V

Eis a minha pálida membrana. Meu finito fazer-me. Eis a parte onde no meu corpo moram os homúnculos que guardam meu verbo. Porque no resto, há minha vontade de viver. Meu verbo é o que toca o imortal, e por isso, também a morte. A morte é a pura coisidade, o antes que a lâmina descesse cindindo os corpos, quando o abismo e sua vertigem eram um mesmo animal. E por isso minhas mãos tremem. Com elas opero, destrincho ervas e carne, escrevo meu nome. Com as mãos - pendentes nos lados do corpo, âncoras quando se não sabe o que delas, remos, patas, continuidade da voz minguada no branco - terminação de um longo  declive do dizer. 

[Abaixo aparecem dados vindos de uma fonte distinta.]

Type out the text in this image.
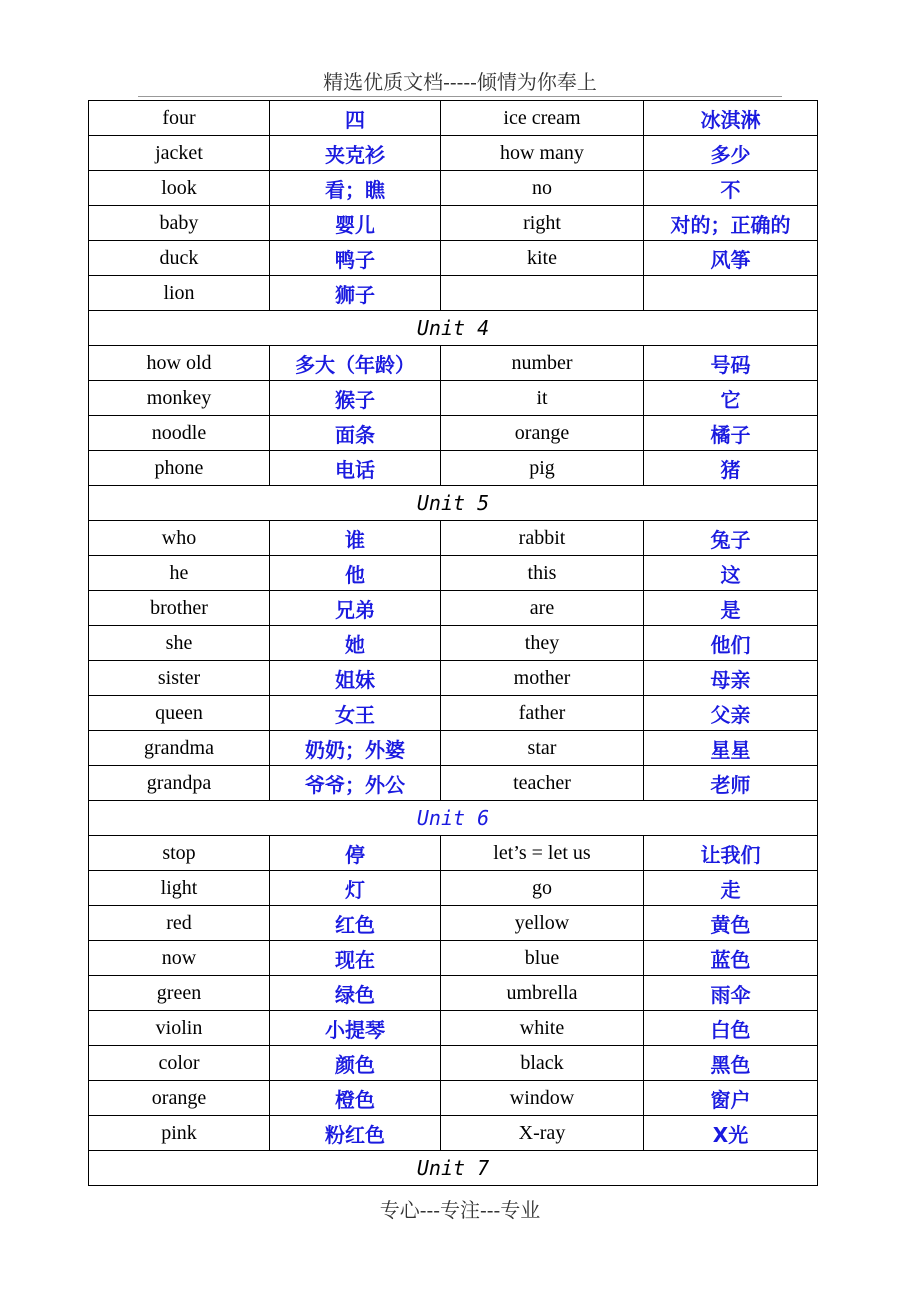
精选优质文档-----倾情为你奉上
four	四	ice cream	冰淇淋
jacket	夹克衫	how many	多少
look	看；瞧	no	不
baby	婴儿	right	对的；正确的
duck	鸭子	kite	风筝
lion	狮子		
Unit 4			
how old	多大（年龄）	number	号码
monkey	猴子	it	它
noodle	面条	orange	橘子
phone	电话	pig	猪
Unit 5			
who	谁	rabbit	兔子
he	他	this	这
brother	兄弟	are	是
she	她	they	他们
sister	姐妹	mother	母亲
queen	女王	father	父亲
grandma	奶奶；外婆	star	星星
grandpa	爷爷；外公	teacher	老师
Unit 6			
stop	停	let’s = let us	让我们
light	灯	go	走
red	红色	yellow	黄色
now	现在	blue	蓝色
green	绿色	umbrella	雨伞
violin	小提琴	white	白色
color	颜色	black	黑色
orange	橙色	window	窗户
pink	粉红色	X-ray	X光
Unit 7			
专心---专注---专业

Mas antes - desenhando todo o tempo, eu mergulhava no silêncio uterino que deve ter a morte. Ou - a coincidência entre ser e agir me sustinha no vão inefável. Eu era o processo que desempenhava, minhas mãos eram definitivamente um caminho. Os caminhos, se me lembro: era dentro de mim que aquelas árvores escondiam suas longas raízes. Eu lhes sabia porque éramos caminho um no outro. O pequeno limoeiro que vi nascer de um galho que arrastava pelas ruas como a um arado, afofando a negridão do asfalto, numa tarde tristinha de domingo. Depois, meu avô içou na terra o que veio a ser um frequentado limoeiro-taiti. Com as mãos, num gesto que parecia ter esperado por séculos. O limoeiro vive, caminho nascido das tuas mãos.